You mean like immigration hearings?
When a person is put on a psychiatric hold and deemed to be a danger to themselves.
A: Yes.
Q: Is it legal?
A: No.
Q: Who cares?
A: Not enough judges to matter.
Guantanamo is another unfortunate precedent, from an admittedly different context...
It's been awhile, but I thought that Guantanamo wasn't a civil commitment. Instead, it (holding prisoners) was justified Constitutionally as necessary and proper to the war power. The big remaining issue was whether or not we had committed to something more under the Geneva Conventions.
There was also a brief interlude in which the President's bureaucracy claimed the authority to hold an American citizen, seized in the United States, at Guantanamo. They weren't able to get him there, so they had a shell game for a while where different stateside military officers ordered the guy held until the mandamus writs reached them, at which point (surprise!) it turned out that he had JUST been transferred to another, undisclosed location.
They eventually dropped the shell game and remanded the fellow to the civilian justice system.
Has the supposed "Rev" AK registered his address yet?
Are you sure he has an address?
But we do not lock people up - even terrible people - unless and until they have been charged with violating the law and have been found, beyond a reasonable doubt, to have done so by a jury of their peers.
Eh ? It happens all the time. I recall Mr Manafort being put in jail because of allegations of witness tampering well before he had been convicted of anything. Again, perhaps not the most sympathetic guy, but he's just the most obvious example of a common practice. You don't make bail, or the judge decides to revoke your bail, you go to jail. No jury required. No conviction required.
People get held for an alleged crime all the time. In the subject case, it turns out there was no crime.
So what is the authority to hold him? The argument is this ongoing dangerousness needs an actual crime and conviction to be ongoing from.
People get held for an alleged crime all the time
Yes, as I said. The question I'm asking is, given that people get held (in jail) for an alleged crime all the time, how can you write :
But we do not lock people up - even terrible people - unless and until they have been charged with violating the law and have been found, beyond a reasonable doubt, to have done so by a jury of their peers.
and hold down a job as a law professor ?
It is the protection of rights for the people that seem the least deserving that is key to a just society.
As is said with the First Amendment, no one has to protect nice speech we agree with.
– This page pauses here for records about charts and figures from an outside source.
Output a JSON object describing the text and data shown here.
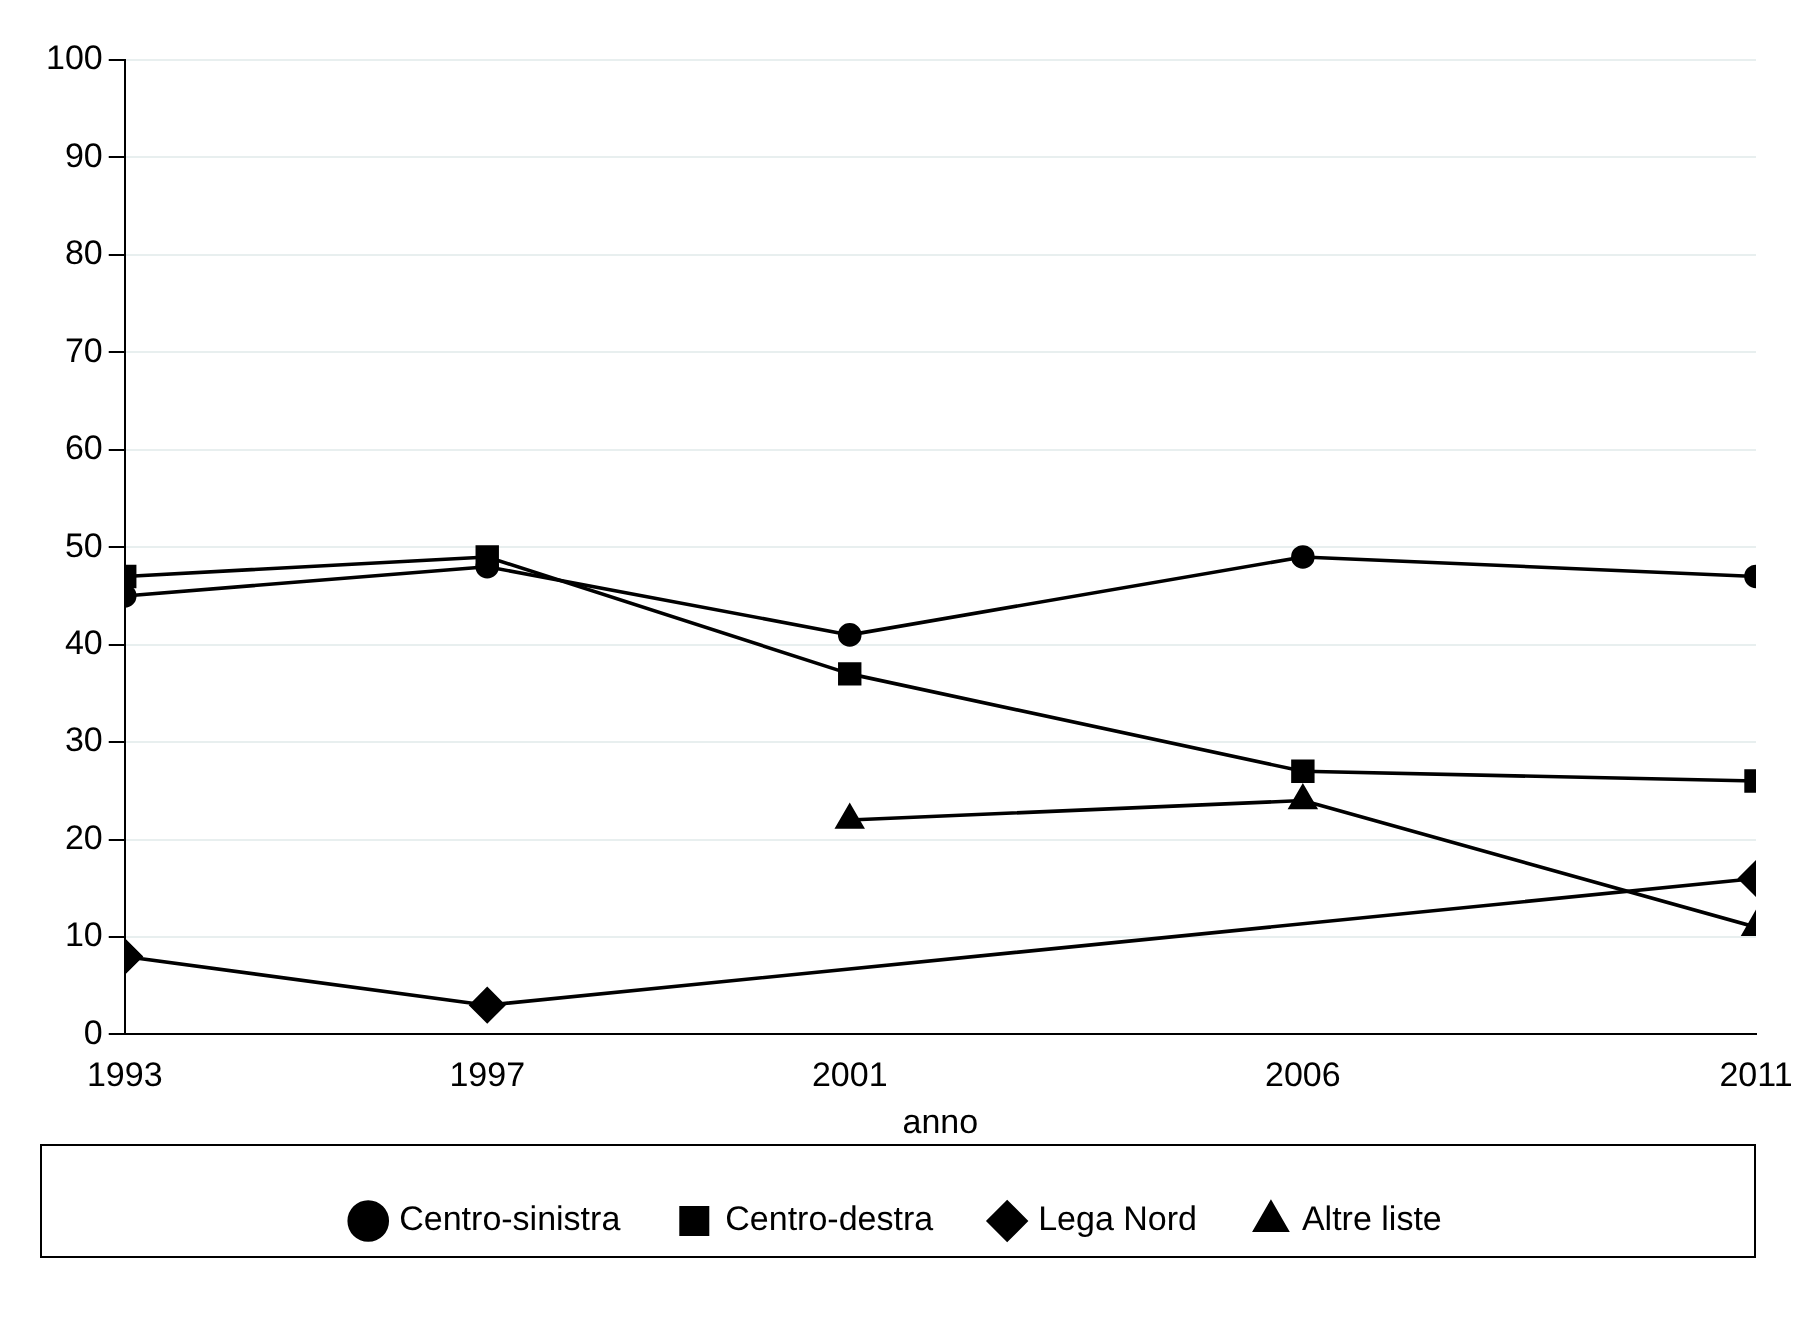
{
  "chart_data": {
    "type": "line",
    "xlabel": "anno",
    "x": [
      1993,
      1997,
      2001,
      2006,
      2011
    ],
    "xlim": [
      1993,
      2011
    ],
    "xticks": [
      1993,
      1997,
      2001,
      2006,
      2011
    ],
    "ylim": [
      0,
      100
    ],
    "yticks": [
      0,
      10,
      20,
      30,
      40,
      50,
      60,
      70,
      80,
      90,
      100
    ],
    "grid": "y",
    "legend": "bottom",
    "series": [
      {
        "name": "Centro-sinistra",
        "color": "#000000",
        "marker": "circle",
        "values": [
          45,
          48,
          41,
          49,
          47
        ]
      },
      {
        "name": "Centro-destra",
        "color": "#000000",
        "marker": "square",
        "values": [
          47,
          49,
          37,
          27,
          26
        ]
      },
      {
        "name": "Lega Nord",
        "color": "#000000",
        "marker": "diamond",
        "values": [
          8,
          3,
          null,
          null,
          16
        ]
      },
      {
        "name": "Altre liste",
        "color": "#000000",
        "marker": "triangle",
        "values": [
          null,
          null,
          22,
          24,
          11
        ]
      }
    ]
  }
}
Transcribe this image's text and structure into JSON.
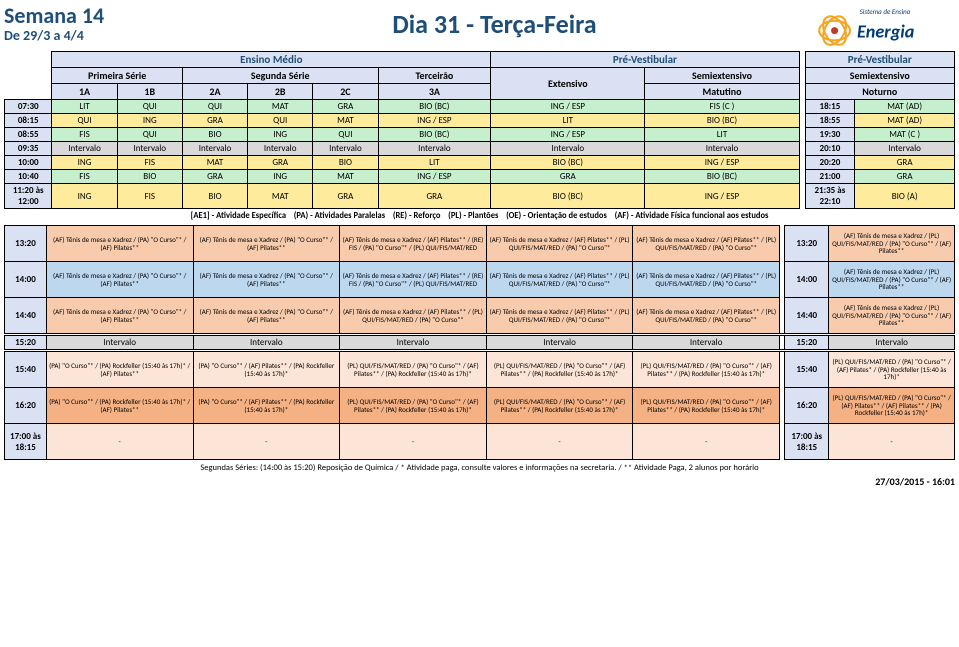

If we do not ensure due process for all, then eventually we will end up with due process for none. That is simply the way power and government tends to work,
"If we do not ensure due process for all, then eventually we will end up with due process for none. That is simply the way power and government tends to work"
Fortunately, we can still cheat and decide what "process" is actually "due".
Right, we don't want process that inappropriately favors the accused and lets authorities ignore their responsibility to respond promptly and fairly to complaints about sexual violence.
Rumor has it there are 40 people held at a military base in Cuba who haven't been getting due process for about 15 years.
Might as well clean the place out and execute them.
For almost a hundred years states utilized an informal civil commitment process in which a family member or friend could petition a court to have someone committed to an insane asylum. The application would be supported by a physician's certificate stating the individual was "insane," or a "lunatick" and away they went. No jury and no reasonable doubt standard.
I say this not to justify the current instance, but rather to place it (albeit only briefly) in a broader historical context. The "sky is falling" rhetoric that is used may be a bit hyperbolic, which is pretty much par for the course when blogging about your legal niche.
Frances Farmer would have disagreed, if her brain hadn't been electrically fried and she hadn't been so busy getting gang-banged in a "mental health" hospital.